Background: Numerous studies present evidence of the association between nasal-septal deviation and impaired breathing that led to a multisystem disorder, nasal-midface growth alteration, and gets worse with facial growth. However, the extent of the traumatic septal injury is often neglected. Here, we summarized the clinical experience in treating a pediatric patient with those problems.

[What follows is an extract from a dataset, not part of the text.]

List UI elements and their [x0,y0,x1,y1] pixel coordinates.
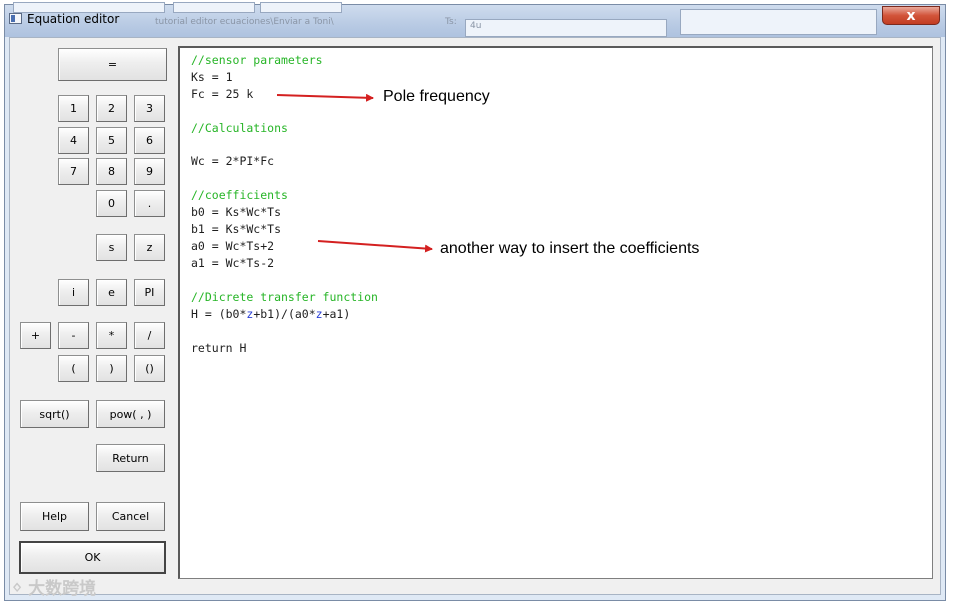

Case Presentation: A case of a 10-year-old girl with type C-IIB nasal deviation and type IVb septal deviation with left obstructive nasal breathing and snoring is presented. A nasal injury history at the age of four was reported. She had divergent dorsal lines, hump irregularity, lower lateral cartilage (LLC), columella/septum deviation, drooping-indented-boarded tip, asymmetrical nostrils, and internal valve incompetence. We conducted corrections on nasal bones by bilateral osteotomies, c-shaped anteroposterior caudal septum by scorings, mattress suture techniques and batten grafts, upper lateral cartilage by dorsal septal manipulation, tip/columella by LLC manipulation, dorsal long spreader graft, columellar strut grafts, and septum repositions. A crushed cartilage was placed on the hump. Improvements, complications, and patient satisfaction were documented. No complications were reported after the surgery. The patient was satisfied with the final result. Snoring and left nostril breathing obstructions no longer existed. Corrections on dorsal, columella and septal deviation, hump, nasal tip shape and projection, and asymmetrical nostril were observed.
Conclusion: Septorhinoplasty's philosophy on pediatric patients highlighted the importance of weighing its risks. Findings suggest studies of the pediatric anatomy and surgical technique to minimize the risks. Thorough observation is also advised until the cessation of facial growth.